The pincushion is bristling with straight pins. Gypsy didn’t trust zippers, and didn’t trust buttons or eye-hooks either. Often, her dresses were sewed with one side seam open, and Gypsy would pin herself into the dress before going on-stage. As she paraded across the stage, she’d slowly draw out pin after pin, often dropping them into the bell of the tuba-player’s instrument or bouncing htem off the drummer’s snare. “Plonk!” She’d turn and draw out another, opening a slightly wider gap along a hip or thigh. “Plonk!” And another, and another. “Plonk! Plonk!” Until, finally, excruciatingly, the last pin was drawn and the dress fell from her body.
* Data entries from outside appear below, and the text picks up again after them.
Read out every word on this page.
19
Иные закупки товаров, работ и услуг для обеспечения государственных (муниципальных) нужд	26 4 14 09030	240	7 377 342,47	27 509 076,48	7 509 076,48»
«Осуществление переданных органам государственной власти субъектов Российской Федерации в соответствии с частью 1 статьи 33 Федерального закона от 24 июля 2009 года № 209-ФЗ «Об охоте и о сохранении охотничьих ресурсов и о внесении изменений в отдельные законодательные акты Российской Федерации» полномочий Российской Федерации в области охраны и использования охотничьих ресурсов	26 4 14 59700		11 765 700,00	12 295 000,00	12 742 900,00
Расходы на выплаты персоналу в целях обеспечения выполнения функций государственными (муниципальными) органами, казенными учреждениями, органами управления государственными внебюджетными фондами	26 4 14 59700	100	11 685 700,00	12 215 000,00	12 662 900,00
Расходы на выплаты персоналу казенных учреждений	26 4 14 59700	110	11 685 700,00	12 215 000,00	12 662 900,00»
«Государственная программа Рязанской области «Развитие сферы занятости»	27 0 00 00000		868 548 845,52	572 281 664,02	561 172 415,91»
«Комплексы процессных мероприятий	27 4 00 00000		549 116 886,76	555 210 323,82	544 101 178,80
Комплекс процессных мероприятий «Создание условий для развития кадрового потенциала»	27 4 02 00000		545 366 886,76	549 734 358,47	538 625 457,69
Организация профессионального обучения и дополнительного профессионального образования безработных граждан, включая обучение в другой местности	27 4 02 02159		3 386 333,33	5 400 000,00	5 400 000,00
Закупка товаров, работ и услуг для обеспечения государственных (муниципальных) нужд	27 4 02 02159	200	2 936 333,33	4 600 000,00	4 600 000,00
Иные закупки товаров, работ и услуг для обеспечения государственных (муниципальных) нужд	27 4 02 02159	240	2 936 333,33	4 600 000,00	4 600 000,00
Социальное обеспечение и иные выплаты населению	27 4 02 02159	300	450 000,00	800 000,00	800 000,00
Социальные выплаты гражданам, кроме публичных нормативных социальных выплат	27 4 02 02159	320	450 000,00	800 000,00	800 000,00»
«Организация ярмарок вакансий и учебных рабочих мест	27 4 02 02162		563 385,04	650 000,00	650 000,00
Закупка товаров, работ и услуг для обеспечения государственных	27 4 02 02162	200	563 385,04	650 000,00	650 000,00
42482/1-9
Audiences loved it. (The opinions of her musicians, alas, have not been recorded.) And of course, Gypsy became the biggest burlesque star of her generation, perhaps of all generations. Backstage, she’d reclaim her pins, stuffing them into her pincushion as she packed the dress away for next time. You see here a sewing tool, but looked at the right way, it’s really part of a costume, as much as a pair of gloves or a fur stole would be.
Gypsy Rose Lee’s pincushion is on display now, along with other artifacts relating to her life on- and off-stage.